Big long story incoming about dealing with decades of forced hardware choices. Bonus cookies for anyone who can actually read it all.


*Work part:*
Once a school or business gets offered cheaper prices to go exclusive, they do. Always. The true cost is that it means that's all those people learn to use: and it has a long, ongoing snowball effect (look at how graphics designers think mac is the only way, because those art schools got their cheap macs - and then the students had to sell kidneys to get the software for themselves later)

I wont go into details (legally cant) but i've worked at pizza stores and burger stores as IT support, and we were contractually forced to buy certain hardware only, from certain brands only - and the entire store at a time. No single purchases. Owners didn't usually notice that part,

Running decades old linux variants off 400Mhz Pentium's in 2021 was... Look i still have trauma. Not like it was forced over a few hundred stores or anything, nah cant possibly be.
(When a store upgraded one machine they had to upgrade ALL machines - so the old ones got traded around to try and prevent stores needing full upgrades)
We had a store get new hardware and the new OS that came with it, and rather than train the old staff for the new software they fired everyone and trained new people because the old system was just too far apart from the new one, it was impossible to unlearn.



Spoiler: longer education/school story



Small country town with literally two high schools, across the road from each other.

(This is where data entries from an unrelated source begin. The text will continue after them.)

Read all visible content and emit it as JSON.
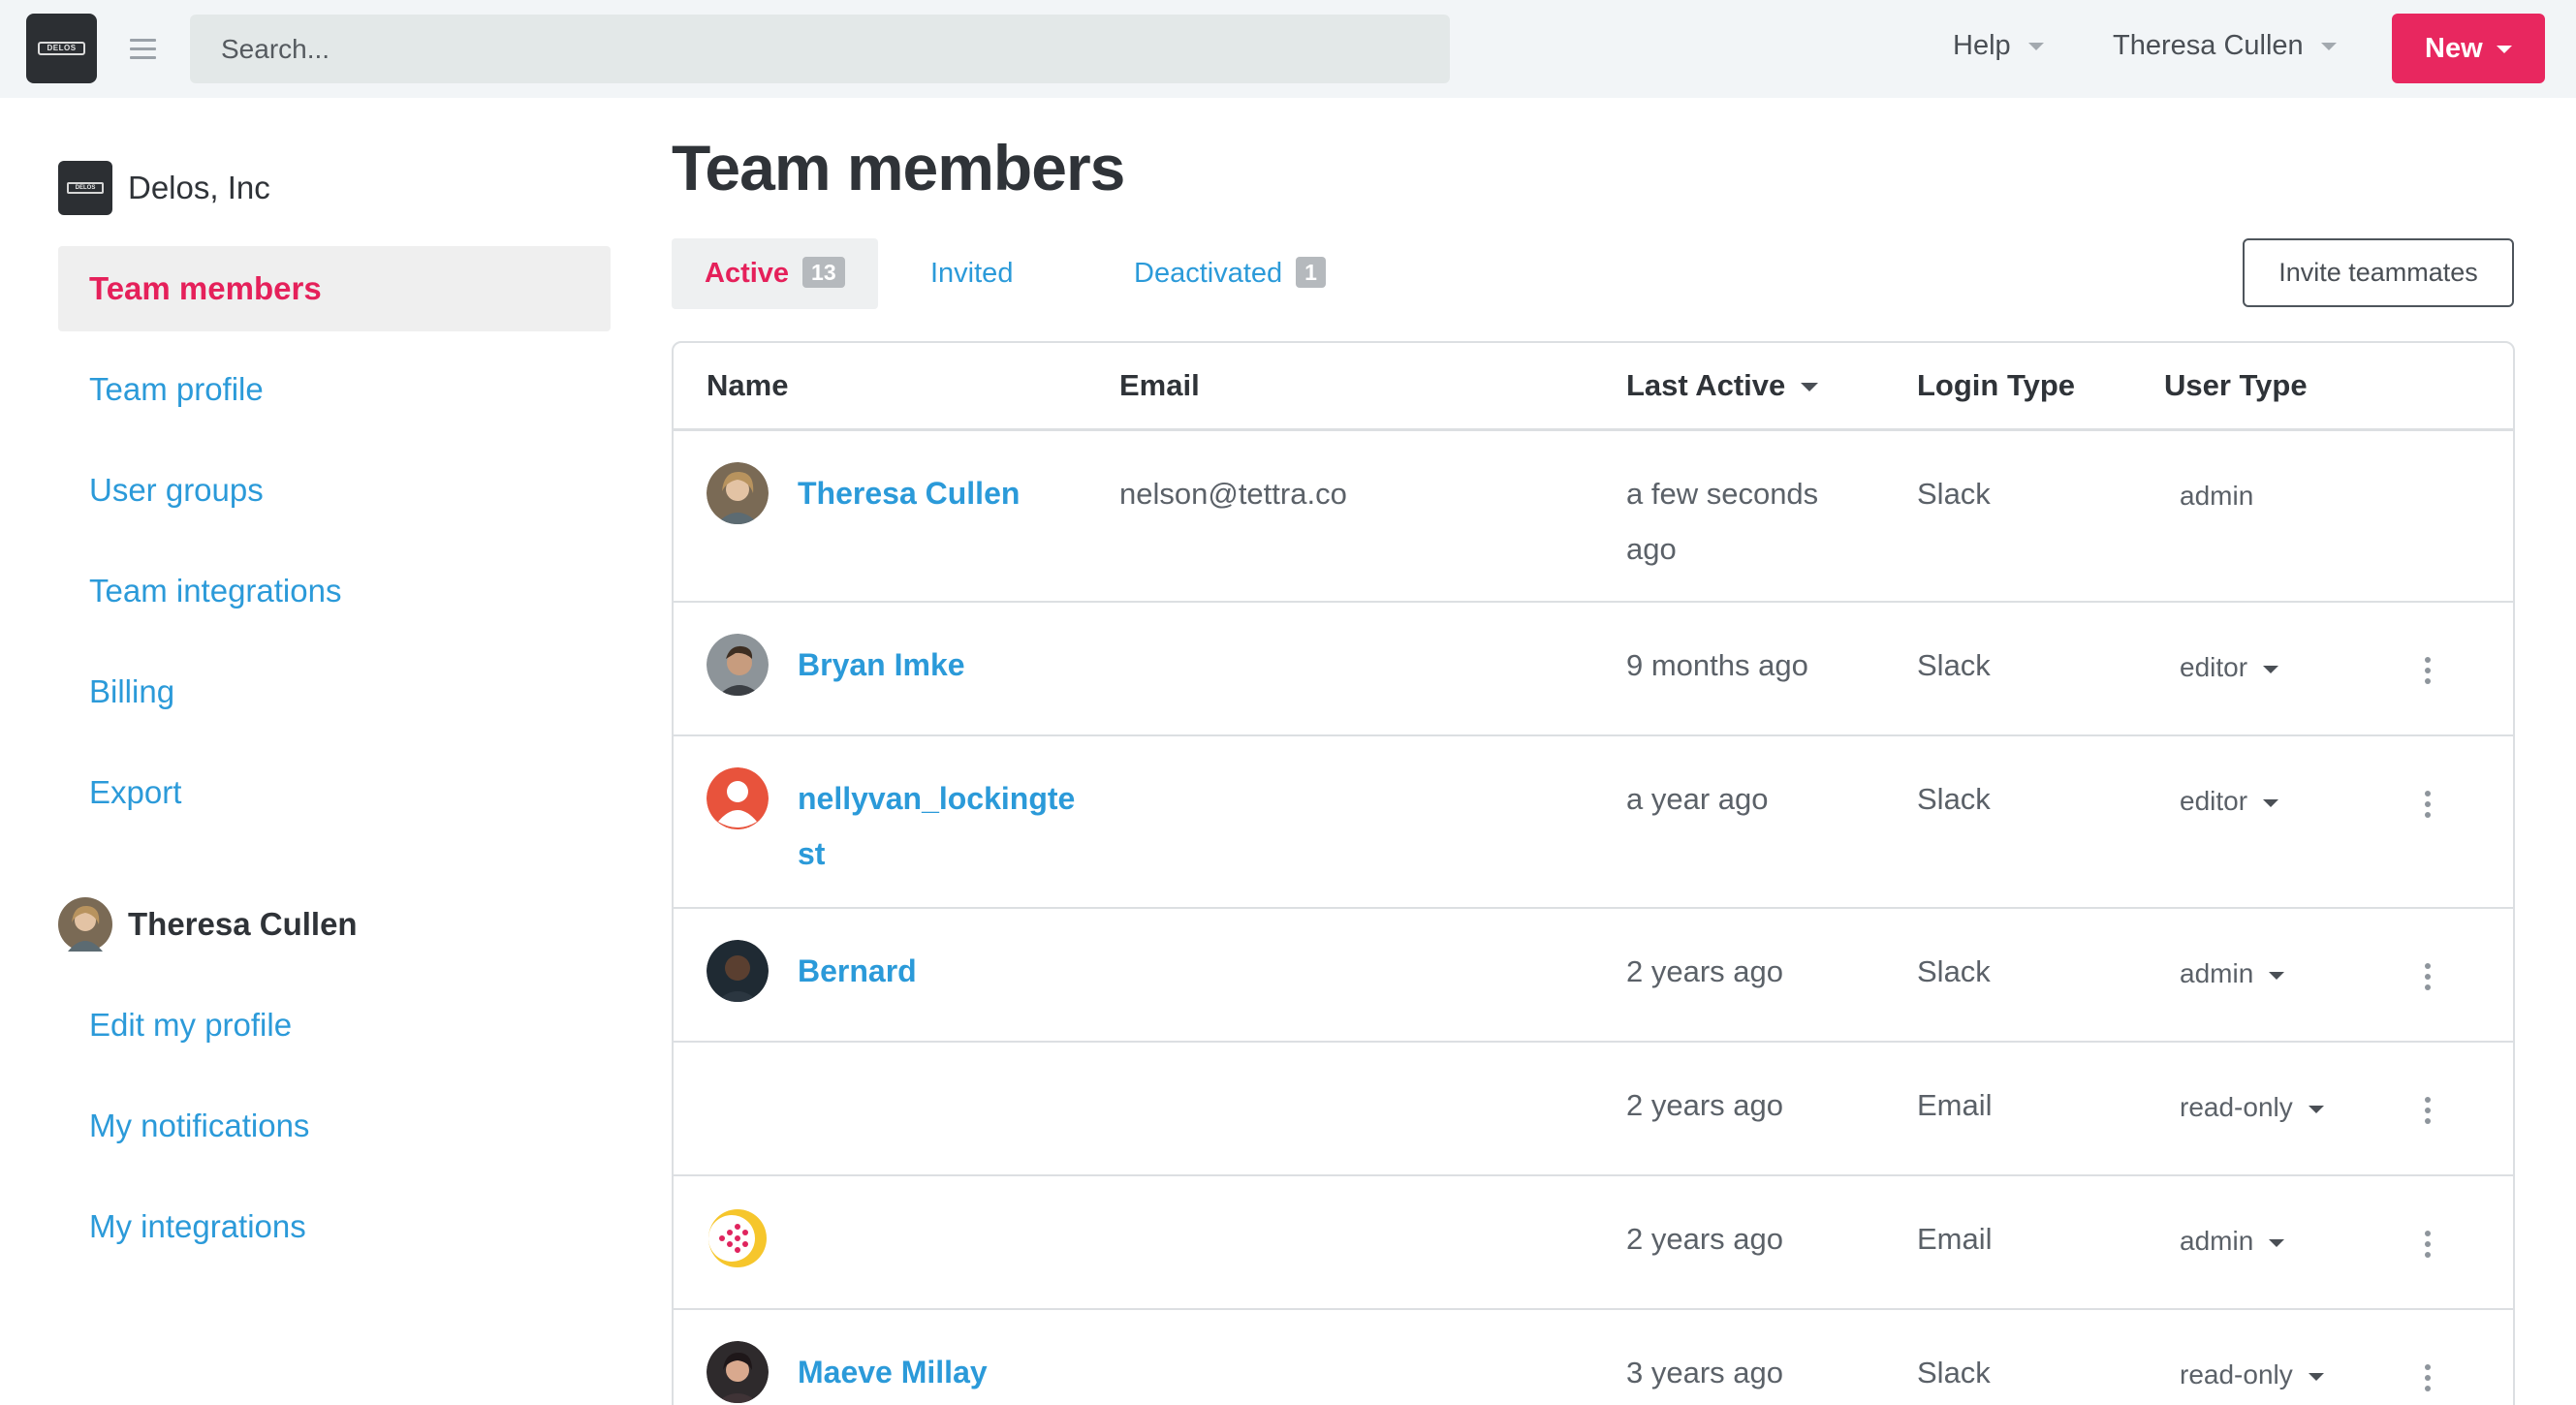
{
  "topbar": {
    "logo_text": "DELOS",
    "search_placeholder": "Search...",
    "help_label": "Help",
    "user_label": "Theresa Cullen",
    "new_label": "New"
  },
  "sidebar": {
    "org_logo_text": "DELOS",
    "org_name": "Delos, Inc",
    "team_items": [
      {
        "label": "Team members",
        "active": true
      },
      {
        "label": "Team profile"
      },
      {
        "label": "User groups"
      },
      {
        "label": "Team integrations"
      },
      {
        "label": "Billing"
      },
      {
        "label": "Export"
      }
    ],
    "user_name": "Theresa Cullen",
    "user_items": [
      {
        "label": "Edit my profile"
      },
      {
        "label": "My notifications"
      },
      {
        "label": "My integrations"
      }
    ]
  },
  "main": {
    "title": "Team members",
    "tabs": [
      {
        "label": "Active",
        "count": "13",
        "active": true
      },
      {
        "label": "Invited"
      },
      {
        "label": "Deactivated",
        "count": "1"
      }
    ],
    "invite_label": "Invite teammates",
    "columns": {
      "name": "Name",
      "email": "Email",
      "last_active": "Last Active",
      "login_type": "Login Type",
      "user_type": "User Type"
    },
    "rows": [
      {
        "name": "Theresa Cullen",
        "email": "nelson@tettra.co",
        "last_active": "a few seconds ago",
        "login": "Slack",
        "user_type": "admin"
      },
      {
        "name": "Bryan Imke",
        "email": "",
        "last_active": "9 months ago",
        "login": "Slack",
        "user_type": "editor"
      },
      {
        "name": "nellyvan_lockingtest",
        "email": "",
        "last_active": "a year ago",
        "login": "Slack",
        "user_type": "editor"
      },
      {
        "name": "Bernard",
        "email": "",
        "last_active": "2 years ago",
        "login": "Slack",
        "user_type": "admin"
      },
      {
        "name": "",
        "email": "",
        "last_active": "2 years ago",
        "login": "Email",
        "user_type": "read-only"
      },
      {
        "name": "",
        "email": "",
        "last_active": "2 years ago",
        "login": "Email",
        "user_type": "admin"
      },
      {
        "name": "Maeve Millay",
        "email": "",
        "last_active": "3 years ago",
        "login": "Slack",
        "user_type": "read-only"
      }
    ]
  },
  "colors": {
    "accent": "#e8275f",
    "link": "#2b9ad9",
    "topbar_bg": "#f2f5f7"
  }
}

If one school fell behind in something - they just shared.

My generation in that town was forced to use either Dell pieces of poop (Mmmm pentium 4), or apple iMac G3's.
We had two high schools next to each other, both forced by contract to use the one supplier only.
Catholic college had to use Apple, the government one had to use Dell.
Us aussies had invented wifi back then, but it wasnt commercially available - so no laptops or ipads in that era.

What this meant is the catholic college kids grew up using apple and it's all they knew, while the public school kids grew up using windows.
Oh, except that the catholic college had to send their kids over to our school to break use the dells, because the macs couldn't get any spare parts, and were not compatible with the early online systems and word processing apps of the era the government required.
This was pre-wikipedia, pre google, pre wifi... look i'm old. You wanted information? You had to fire up Encyclopedia Britannica, search the info, print it, quit EB, open up... was it still word and office back then? retype it, print it, hand it in. It was rather shite.
So we had one school with working computers and one with MSpaint and CD-ROM drives, but no software - because you had to buy apples approved specialty mac software... which was simply not available, or really highly priced (cheap hardware, expensive software)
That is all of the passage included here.